In his view, the day will come when “there will be entire floors on Wall Street dedicated to research and trading in cannabis.”
There are a handful of publicly traded stocks available for marijuana-related companies now, including Hemp Inc. (HEMP), Cannabis Science (CBIS) and Medical Marijuana Inc. (MJNA), though all remain well entrenched in the small- or micro-cap space and have yet to make waves with serious investors.

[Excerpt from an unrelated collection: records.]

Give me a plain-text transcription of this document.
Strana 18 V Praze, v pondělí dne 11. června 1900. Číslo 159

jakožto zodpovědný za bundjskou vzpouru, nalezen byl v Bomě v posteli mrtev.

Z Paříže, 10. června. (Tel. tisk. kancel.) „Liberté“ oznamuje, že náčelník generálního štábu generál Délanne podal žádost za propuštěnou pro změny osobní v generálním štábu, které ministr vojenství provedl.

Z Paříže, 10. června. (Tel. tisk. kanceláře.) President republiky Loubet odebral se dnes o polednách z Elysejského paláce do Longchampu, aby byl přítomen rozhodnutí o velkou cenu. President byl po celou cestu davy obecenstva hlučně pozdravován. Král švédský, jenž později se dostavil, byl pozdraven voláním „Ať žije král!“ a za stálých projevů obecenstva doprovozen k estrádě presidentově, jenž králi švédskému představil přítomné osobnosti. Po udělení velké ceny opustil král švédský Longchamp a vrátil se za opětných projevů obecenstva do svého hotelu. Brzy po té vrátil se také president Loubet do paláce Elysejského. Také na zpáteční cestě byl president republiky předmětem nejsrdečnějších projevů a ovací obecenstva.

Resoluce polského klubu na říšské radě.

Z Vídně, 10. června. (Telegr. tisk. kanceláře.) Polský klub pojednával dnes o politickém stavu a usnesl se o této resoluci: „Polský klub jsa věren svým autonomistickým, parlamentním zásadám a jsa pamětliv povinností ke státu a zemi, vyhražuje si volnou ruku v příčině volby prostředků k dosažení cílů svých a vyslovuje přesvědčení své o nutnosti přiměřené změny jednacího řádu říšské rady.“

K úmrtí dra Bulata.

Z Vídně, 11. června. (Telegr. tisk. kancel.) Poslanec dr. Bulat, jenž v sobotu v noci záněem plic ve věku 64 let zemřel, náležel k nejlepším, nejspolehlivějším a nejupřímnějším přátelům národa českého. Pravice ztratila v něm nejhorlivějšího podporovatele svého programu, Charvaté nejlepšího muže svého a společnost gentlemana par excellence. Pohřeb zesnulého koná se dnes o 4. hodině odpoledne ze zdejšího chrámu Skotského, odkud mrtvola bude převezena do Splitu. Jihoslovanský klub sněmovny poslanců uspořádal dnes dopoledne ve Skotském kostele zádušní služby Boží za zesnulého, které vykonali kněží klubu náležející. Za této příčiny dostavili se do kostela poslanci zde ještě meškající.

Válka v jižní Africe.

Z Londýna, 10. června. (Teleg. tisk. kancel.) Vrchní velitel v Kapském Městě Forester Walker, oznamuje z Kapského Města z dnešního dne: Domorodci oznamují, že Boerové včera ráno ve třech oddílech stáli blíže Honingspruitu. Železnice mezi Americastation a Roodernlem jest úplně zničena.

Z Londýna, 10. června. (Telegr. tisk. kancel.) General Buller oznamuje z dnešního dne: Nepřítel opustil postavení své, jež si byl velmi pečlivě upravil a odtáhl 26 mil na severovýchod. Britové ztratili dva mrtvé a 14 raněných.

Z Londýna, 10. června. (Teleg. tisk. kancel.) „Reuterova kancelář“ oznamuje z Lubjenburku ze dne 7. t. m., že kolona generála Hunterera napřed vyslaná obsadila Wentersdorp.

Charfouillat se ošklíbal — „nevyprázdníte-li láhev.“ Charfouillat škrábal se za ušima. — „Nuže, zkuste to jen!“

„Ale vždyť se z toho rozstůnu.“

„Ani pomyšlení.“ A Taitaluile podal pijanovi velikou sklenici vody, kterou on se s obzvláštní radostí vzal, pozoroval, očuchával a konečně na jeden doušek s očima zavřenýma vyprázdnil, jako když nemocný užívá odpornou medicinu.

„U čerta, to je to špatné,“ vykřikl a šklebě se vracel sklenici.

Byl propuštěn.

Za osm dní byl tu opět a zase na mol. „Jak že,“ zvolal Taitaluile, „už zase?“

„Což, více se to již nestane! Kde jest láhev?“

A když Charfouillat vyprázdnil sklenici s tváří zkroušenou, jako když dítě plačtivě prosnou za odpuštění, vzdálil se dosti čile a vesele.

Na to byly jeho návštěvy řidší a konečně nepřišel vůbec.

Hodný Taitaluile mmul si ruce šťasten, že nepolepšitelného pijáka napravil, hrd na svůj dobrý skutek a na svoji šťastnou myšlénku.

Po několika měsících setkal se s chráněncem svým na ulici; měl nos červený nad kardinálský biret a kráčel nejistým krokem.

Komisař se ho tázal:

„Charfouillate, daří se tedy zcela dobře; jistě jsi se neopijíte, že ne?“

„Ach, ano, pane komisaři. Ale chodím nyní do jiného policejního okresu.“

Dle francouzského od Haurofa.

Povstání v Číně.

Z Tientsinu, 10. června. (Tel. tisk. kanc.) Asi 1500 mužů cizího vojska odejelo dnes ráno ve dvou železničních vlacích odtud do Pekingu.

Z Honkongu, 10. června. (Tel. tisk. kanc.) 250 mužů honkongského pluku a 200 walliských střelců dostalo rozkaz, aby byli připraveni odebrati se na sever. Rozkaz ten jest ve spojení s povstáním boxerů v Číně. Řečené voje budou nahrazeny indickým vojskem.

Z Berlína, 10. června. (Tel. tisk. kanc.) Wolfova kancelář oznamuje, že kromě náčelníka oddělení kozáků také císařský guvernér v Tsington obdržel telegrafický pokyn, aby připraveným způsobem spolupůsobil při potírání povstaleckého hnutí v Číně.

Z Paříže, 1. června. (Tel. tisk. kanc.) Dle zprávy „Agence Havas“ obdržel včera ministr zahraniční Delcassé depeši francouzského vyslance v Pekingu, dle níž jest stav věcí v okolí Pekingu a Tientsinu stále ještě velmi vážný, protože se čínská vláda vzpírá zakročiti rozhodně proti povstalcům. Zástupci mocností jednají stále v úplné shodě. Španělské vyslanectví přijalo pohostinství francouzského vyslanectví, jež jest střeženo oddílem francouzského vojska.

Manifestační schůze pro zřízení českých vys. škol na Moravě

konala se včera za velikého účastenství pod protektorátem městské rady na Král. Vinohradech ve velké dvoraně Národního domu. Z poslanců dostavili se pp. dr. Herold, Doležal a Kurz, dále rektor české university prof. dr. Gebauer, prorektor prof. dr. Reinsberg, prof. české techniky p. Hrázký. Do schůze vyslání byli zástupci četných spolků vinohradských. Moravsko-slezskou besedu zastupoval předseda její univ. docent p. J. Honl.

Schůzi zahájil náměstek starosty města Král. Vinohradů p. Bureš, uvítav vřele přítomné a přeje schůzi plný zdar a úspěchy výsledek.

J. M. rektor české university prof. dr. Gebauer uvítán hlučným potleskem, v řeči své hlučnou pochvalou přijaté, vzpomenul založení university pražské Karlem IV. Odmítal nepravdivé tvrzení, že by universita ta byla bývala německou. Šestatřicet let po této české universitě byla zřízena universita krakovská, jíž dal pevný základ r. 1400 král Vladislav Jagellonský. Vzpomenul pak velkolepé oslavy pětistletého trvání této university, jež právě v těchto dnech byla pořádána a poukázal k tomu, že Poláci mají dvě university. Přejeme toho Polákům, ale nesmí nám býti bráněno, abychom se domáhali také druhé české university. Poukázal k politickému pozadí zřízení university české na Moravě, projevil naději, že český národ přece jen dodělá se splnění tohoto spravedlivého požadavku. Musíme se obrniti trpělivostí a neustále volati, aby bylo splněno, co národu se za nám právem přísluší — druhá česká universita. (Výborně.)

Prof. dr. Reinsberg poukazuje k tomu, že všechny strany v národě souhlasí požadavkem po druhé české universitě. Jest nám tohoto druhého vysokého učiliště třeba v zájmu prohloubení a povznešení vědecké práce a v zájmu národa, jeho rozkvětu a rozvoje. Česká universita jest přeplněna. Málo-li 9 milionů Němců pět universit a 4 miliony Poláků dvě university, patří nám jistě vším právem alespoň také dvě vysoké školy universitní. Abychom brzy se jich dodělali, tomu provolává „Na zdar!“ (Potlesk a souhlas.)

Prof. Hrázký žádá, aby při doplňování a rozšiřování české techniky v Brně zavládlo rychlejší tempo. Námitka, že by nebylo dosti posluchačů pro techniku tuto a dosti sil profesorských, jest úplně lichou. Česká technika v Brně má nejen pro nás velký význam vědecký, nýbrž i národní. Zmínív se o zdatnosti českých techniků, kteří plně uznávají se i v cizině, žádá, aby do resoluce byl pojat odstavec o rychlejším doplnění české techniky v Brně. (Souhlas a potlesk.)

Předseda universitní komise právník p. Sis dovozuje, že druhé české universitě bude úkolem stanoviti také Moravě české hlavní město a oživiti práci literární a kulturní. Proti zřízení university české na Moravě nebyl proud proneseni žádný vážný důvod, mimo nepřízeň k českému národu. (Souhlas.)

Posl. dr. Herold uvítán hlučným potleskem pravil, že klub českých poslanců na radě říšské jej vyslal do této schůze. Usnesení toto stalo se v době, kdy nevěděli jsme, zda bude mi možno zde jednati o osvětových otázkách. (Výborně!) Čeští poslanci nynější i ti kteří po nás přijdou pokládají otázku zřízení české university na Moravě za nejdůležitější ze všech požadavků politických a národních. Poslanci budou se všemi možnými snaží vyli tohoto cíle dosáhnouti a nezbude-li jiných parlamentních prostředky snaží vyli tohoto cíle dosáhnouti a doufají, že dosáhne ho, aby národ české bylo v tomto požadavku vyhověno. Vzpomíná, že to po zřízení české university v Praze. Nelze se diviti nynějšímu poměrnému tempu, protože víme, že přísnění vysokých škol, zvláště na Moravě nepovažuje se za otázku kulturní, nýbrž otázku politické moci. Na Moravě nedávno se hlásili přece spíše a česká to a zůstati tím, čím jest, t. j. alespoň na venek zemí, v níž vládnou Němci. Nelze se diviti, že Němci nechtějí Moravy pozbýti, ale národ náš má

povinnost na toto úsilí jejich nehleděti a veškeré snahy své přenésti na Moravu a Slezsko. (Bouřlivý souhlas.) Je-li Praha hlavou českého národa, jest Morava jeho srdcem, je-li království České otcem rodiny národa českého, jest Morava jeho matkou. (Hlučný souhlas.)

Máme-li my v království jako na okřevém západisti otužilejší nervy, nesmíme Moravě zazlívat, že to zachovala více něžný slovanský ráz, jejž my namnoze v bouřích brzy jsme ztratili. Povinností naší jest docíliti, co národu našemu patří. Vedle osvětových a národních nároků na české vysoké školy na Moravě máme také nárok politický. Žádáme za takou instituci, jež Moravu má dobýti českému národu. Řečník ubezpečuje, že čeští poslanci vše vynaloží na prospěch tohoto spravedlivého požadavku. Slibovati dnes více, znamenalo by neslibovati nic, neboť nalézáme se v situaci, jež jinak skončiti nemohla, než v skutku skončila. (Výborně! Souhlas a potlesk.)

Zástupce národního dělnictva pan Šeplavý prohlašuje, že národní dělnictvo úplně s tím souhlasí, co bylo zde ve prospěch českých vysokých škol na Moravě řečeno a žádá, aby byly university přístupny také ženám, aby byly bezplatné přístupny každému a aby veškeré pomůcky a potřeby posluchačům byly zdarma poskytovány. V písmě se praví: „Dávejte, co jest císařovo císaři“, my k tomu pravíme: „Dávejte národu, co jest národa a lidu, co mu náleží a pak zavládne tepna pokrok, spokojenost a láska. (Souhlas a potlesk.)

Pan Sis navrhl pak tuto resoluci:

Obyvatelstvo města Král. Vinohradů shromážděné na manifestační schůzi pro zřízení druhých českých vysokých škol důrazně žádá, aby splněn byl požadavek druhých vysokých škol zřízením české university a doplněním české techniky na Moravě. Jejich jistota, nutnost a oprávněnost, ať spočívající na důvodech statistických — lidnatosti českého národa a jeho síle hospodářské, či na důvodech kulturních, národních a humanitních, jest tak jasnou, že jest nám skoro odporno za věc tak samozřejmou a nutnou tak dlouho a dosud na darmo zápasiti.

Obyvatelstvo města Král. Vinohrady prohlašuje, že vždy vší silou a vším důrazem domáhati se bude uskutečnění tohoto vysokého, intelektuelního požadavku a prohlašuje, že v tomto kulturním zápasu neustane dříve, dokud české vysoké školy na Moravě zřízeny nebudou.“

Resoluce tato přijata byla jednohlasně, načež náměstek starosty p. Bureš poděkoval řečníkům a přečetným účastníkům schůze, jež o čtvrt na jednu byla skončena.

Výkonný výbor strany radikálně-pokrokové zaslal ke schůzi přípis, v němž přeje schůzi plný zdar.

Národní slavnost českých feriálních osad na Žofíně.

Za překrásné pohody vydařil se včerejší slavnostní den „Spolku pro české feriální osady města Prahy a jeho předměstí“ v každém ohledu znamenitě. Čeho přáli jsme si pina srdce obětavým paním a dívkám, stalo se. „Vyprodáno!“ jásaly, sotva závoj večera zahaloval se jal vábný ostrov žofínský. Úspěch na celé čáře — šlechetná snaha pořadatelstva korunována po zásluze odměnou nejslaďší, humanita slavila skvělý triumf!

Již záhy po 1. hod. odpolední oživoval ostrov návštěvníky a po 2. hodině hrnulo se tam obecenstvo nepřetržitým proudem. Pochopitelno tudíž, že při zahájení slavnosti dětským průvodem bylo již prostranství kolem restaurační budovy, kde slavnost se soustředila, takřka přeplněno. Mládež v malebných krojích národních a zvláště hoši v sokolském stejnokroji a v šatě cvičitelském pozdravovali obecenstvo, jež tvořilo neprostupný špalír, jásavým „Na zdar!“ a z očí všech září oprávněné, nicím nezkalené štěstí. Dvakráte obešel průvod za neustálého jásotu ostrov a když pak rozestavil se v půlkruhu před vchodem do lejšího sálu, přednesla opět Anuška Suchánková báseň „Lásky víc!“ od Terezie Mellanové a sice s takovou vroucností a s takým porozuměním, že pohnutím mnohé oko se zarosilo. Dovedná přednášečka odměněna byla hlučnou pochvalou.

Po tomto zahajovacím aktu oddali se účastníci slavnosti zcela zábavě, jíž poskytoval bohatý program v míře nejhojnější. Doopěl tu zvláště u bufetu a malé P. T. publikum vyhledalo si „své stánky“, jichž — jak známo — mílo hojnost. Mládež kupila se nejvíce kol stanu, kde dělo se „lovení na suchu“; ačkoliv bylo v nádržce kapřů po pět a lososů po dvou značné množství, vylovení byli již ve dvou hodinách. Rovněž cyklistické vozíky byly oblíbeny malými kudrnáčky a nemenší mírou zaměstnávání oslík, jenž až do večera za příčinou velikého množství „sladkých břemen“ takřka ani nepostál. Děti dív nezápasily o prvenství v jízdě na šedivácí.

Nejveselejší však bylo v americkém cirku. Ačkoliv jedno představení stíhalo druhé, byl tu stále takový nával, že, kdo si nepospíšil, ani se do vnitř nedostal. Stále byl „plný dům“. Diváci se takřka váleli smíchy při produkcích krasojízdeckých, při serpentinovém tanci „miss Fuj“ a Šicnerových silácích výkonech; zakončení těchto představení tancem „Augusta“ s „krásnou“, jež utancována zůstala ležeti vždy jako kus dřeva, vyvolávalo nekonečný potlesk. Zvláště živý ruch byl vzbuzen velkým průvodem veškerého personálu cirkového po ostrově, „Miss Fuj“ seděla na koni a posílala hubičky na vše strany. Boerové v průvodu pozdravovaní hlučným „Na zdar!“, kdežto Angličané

For Jason Levin, the founder of Uptoke, a startup that’s creating a new type of marijuana vaporizer, the rise of private investment has not only brought money into the equation, but also new attention to the opportunities that are available.
“Groups like ArcView have been tremendously helpful in bringing legitimacy to the industry and broadening interest in the investment pool by allowing more mainstream investors to get involved. Most people have some personal experience with cannabis but they don’t bring that into their professional life, so for them it’s often ‘how are they being professionally perceived’ and ‘how is their fund being perceived,’ but the two worlds don’t always meet.”
That’s changing, he says, as investors realize the opportunities within the marijuana market, particularly for ancillary businesses like Uptoke and Rodawg that aren’t directly involved in the cultivation or sale of cannabis.
“The stakes are much higher now,” Levin says. “And it’s becoming more and more, professional, more and more sophisticated. They’re [ArcView] shooting for the same level of respect and quality as any other angel group, from green tech in the 1990s to plastics in the 1960s.”
Small-time investors, too
At the other end of the investment spectrum, crowdfunding is emerging as an alternative for cannabis entrepreneurs by allowing individuals to contribute small amounts to a startup (even in the $50-$100 range) in exchange for a reward or small return on their investment.
It’s a model that has proven popular in the tech space with Kickstarter and Indiegogo, and Claire Kaufmann hopes the same will be true of her upstart marijuana crowdfunding network, WeCanna. The site has yet to launch, but Kaufmann is optimistic about its potential.
“I wouldn’t say that crowfunding is particularly profitable, quite frankly,” she says. “What is valuable is not necessarily the crowdfunding platform per se, but the community it creates among the entrepreneurs in those networks.”
It’s also a more familiar and approachable way for people to get involved in an industry that may be new to them, especially if they already have experience with crowdfunding.
“Investing $100 is a very different story than trying to raise $10,000 or $50,000 from an angel investor,” says WeCanna spokesperson Roy Kaufmann. “And even if that angel investor doesn’t really feel the $10,000, it is still hard to get those investments right now because the industry is so new and everyone is waiting to see how the state policies will play out. The crowdfunding approach is a way to hedge those risks for investors.”